Киёми улыбнулась и заговорила вновь:
– Мы жили в беззаботном мире, наслаждались жизнью и друг другом. Иногда заходили в Императорский музей. Шли по залам, полным национальных сокровищ, прятались в тени, совершая запретные действия.
Она снова затихла, а когда заговорила вновь, голос звучал сдавленно.
– Осень принесла перемены. Каждое утро я просыпалась больной. Поняв, что происходит, я знала, что должна сказать об этом Сигэо. Он вроде бы рад был услышать о моей беременности. Сказал, что хочет нашей свадьбы, и обещал обсудить этот вопрос со своими родными.
– И так и сделал?
Киёми глянула на него и опустила глаза.
– Что сделал?
– Обсудил этот вопрос с родными?
– Хай. Семья Ито не дала Сигэо разрешения жениться с нарушениями обычаев. У меня сердце разлетелось на куски от этой вести.
Она провела рукой по лицу, будто смахивая слезу.
Мика безмолвно ждал, пока она овладеет собой.
Киёми села прямее.
– Сигэо сказал, что не позволит своим родственникам нас разлучить. И мы договорились тогда в один вечер сойтись на мосту Рёгоку, где у нас было столько счастливых воспоминаний, и лишить себя жизни, зная, что обязательно соединимся в Небесах.
Она смотрела на свои колени.
Прошлое затягивало Киёми, как зыбучий песок, а Мика вспоминал образ Ай – девочки, которая рисовала красивые картинки с цветами и учила его ездить на дельфине под звездами. Невозможно было представить себе мир без ее улыбки, но вот – ее будущее чуть не было у нее украдено. От этой мысли он вздрогнул.
На веранде зазвенел колокольчик – тихий звук, заставивший Киёми на миг поднять глаза.
– Все у меня было на том мосту: полная луна, сияющая, как жемчужина из глубины моря, теплый ветер, ласкающий лицо, черная река, протянувшаяся передо мной как дорога в будущее. Было все, что нужно, кроме Сигэо. Он не пришел.
Она сделала глубокий вдох и выдохнула с тихим стоном.
– Что-то, значит, помешало ему прийти. Может быть, его родители узнали о нашем плане. Хай. Должна была быть причина, почему он не появился. И я поспешила домой, обескураженная, но с надеждой. Сигэо со мной свяжется, он найдет меня в библиотеке в университете, отведет в темный угол и объяснит, почему он не пришел. Да только этого не случилось. Шли дни за днями, и я его не видела. Сперва я думала, что это его родственники не дают ему со мной увидеться. В голове у меня рождались подробные сценарии. Что если он попал в аварию?
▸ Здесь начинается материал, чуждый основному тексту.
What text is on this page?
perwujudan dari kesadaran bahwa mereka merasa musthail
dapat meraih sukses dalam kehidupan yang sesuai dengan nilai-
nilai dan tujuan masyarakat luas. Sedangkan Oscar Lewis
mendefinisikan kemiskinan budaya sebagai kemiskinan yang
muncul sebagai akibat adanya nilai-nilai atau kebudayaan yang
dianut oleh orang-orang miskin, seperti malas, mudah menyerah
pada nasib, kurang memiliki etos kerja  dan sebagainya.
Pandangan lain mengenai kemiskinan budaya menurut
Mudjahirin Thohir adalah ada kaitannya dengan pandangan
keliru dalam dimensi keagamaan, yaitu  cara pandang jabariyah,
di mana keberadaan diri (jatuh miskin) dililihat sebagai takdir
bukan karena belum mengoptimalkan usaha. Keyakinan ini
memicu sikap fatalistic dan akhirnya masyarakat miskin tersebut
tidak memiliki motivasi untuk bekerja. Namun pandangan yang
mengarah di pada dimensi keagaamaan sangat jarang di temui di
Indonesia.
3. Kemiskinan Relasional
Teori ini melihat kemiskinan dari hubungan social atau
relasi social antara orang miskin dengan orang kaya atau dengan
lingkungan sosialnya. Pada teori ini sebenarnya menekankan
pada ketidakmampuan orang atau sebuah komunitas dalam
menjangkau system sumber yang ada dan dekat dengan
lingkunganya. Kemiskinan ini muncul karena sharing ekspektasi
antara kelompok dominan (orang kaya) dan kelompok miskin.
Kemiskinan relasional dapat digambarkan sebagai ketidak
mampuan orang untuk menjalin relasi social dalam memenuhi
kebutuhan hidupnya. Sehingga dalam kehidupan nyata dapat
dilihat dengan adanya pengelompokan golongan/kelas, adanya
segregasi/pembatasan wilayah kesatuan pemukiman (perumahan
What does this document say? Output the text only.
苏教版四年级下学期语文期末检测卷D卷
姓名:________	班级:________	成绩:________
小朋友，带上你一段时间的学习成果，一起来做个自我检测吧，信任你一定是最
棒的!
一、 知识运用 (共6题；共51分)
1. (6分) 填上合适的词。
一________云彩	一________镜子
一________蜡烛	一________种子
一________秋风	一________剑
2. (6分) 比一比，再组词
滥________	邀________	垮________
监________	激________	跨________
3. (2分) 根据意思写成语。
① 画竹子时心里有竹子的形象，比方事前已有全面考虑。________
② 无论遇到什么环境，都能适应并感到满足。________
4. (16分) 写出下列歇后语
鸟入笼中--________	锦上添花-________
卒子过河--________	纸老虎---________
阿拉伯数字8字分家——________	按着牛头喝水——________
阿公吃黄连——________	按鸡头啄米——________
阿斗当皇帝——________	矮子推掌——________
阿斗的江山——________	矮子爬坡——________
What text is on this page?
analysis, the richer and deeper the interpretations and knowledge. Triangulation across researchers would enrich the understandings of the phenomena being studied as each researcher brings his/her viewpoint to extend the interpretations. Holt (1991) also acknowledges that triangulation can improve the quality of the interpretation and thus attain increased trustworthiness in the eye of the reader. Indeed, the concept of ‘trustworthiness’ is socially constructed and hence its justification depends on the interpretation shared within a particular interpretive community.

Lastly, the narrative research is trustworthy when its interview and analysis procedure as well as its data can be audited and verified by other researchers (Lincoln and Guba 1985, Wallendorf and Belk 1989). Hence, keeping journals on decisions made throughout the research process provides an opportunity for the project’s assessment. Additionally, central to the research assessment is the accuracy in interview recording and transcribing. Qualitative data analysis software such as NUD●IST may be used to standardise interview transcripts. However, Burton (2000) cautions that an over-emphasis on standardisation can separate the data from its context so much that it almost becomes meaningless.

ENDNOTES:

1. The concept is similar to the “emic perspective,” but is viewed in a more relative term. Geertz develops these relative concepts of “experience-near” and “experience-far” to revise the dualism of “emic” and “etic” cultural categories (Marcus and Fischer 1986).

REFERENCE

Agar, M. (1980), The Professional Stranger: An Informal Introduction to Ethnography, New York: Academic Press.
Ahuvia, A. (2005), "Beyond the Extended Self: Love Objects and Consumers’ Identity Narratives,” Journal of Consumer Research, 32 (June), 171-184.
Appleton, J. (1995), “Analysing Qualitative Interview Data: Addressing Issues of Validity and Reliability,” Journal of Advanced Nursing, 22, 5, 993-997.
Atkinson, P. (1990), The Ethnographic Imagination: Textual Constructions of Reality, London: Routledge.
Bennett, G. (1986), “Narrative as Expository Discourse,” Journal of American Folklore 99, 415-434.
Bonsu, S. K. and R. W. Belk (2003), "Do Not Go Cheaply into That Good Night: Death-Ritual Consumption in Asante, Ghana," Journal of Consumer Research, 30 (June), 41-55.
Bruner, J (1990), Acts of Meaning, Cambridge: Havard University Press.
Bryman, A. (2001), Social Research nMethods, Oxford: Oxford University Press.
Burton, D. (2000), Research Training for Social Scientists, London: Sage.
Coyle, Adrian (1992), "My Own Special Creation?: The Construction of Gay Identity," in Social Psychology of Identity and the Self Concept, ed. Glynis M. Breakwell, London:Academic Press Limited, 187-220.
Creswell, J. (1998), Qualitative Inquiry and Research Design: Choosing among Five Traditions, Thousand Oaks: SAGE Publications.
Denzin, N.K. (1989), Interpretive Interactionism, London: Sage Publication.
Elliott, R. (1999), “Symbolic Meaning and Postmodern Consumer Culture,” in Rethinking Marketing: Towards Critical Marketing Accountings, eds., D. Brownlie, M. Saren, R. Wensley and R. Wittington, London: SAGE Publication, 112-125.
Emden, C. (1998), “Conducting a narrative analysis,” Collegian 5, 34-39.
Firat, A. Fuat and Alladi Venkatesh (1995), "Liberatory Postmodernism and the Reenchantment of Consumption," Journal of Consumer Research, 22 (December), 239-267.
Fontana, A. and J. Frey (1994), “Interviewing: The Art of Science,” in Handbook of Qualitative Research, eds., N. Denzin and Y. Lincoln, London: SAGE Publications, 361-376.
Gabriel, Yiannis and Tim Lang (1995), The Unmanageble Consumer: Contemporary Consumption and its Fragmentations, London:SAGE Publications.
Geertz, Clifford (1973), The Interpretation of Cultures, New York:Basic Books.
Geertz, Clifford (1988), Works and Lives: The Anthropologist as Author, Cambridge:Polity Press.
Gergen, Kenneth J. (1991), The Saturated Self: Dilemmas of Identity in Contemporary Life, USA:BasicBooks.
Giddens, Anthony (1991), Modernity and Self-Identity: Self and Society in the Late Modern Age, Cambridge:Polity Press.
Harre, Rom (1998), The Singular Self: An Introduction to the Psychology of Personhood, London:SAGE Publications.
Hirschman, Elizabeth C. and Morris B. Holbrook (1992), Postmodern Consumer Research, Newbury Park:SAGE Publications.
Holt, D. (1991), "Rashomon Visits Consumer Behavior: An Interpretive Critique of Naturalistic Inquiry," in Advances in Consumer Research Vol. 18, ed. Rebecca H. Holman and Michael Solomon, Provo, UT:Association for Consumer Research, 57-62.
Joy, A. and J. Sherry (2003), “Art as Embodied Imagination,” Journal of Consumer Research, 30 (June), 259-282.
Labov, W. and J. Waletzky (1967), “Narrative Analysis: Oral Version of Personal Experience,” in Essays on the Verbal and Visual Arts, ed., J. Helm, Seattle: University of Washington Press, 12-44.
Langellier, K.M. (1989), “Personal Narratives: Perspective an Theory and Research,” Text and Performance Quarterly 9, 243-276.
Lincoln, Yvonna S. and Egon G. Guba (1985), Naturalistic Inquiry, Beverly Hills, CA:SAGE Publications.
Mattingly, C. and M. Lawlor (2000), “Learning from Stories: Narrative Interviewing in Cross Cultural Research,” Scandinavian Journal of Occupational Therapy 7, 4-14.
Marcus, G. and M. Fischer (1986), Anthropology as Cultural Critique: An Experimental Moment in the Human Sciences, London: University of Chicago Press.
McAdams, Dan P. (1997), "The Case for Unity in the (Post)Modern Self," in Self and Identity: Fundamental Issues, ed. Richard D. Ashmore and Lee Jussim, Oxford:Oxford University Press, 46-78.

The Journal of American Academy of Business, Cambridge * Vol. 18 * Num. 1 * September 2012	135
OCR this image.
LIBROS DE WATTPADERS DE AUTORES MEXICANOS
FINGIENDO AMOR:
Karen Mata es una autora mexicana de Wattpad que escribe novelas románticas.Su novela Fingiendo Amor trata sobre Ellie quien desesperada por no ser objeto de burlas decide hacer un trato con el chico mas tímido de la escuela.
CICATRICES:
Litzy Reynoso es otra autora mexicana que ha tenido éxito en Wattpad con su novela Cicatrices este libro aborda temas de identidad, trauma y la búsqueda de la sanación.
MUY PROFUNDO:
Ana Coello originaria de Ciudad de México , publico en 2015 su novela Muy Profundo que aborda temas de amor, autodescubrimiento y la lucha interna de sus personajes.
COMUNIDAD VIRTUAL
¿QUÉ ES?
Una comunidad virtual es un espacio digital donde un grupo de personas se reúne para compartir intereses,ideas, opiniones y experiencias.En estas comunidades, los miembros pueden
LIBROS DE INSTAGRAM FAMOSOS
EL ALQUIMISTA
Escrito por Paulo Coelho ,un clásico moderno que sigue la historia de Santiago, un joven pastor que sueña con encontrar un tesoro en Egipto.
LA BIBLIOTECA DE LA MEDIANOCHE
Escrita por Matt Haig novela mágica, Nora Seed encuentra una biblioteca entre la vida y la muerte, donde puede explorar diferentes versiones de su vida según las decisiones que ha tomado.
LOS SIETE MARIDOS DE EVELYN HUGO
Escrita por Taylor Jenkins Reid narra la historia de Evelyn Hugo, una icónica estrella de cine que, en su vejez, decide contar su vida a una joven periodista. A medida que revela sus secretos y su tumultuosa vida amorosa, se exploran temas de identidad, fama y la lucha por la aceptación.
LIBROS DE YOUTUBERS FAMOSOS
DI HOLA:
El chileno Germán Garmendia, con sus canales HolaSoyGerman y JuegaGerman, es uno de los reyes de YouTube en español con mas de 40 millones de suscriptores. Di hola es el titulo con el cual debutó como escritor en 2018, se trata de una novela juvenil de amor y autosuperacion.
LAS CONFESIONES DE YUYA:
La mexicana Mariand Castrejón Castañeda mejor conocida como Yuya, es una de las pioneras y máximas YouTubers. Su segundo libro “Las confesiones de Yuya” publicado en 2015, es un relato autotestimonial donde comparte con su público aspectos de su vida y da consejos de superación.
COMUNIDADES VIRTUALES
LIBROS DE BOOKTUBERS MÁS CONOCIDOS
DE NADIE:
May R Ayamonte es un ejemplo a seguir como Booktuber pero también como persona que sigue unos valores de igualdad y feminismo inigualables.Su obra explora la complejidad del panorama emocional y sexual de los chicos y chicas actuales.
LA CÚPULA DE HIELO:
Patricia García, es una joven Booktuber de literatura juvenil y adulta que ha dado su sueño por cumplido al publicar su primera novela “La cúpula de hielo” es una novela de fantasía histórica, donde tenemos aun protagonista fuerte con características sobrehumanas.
Мог сломать руку. Или две. Две руки и ногу. В моем воображении травмы Сигэо становились все тяжелее и тяжелее, я была уверена, что он где-то без сознания. Вера в это давала мало утешения, но по крайней мере Сигэо меня не предал. Нет. Он никогда бы так не поступил. Он поправится, и тогда мы осуществим наш план.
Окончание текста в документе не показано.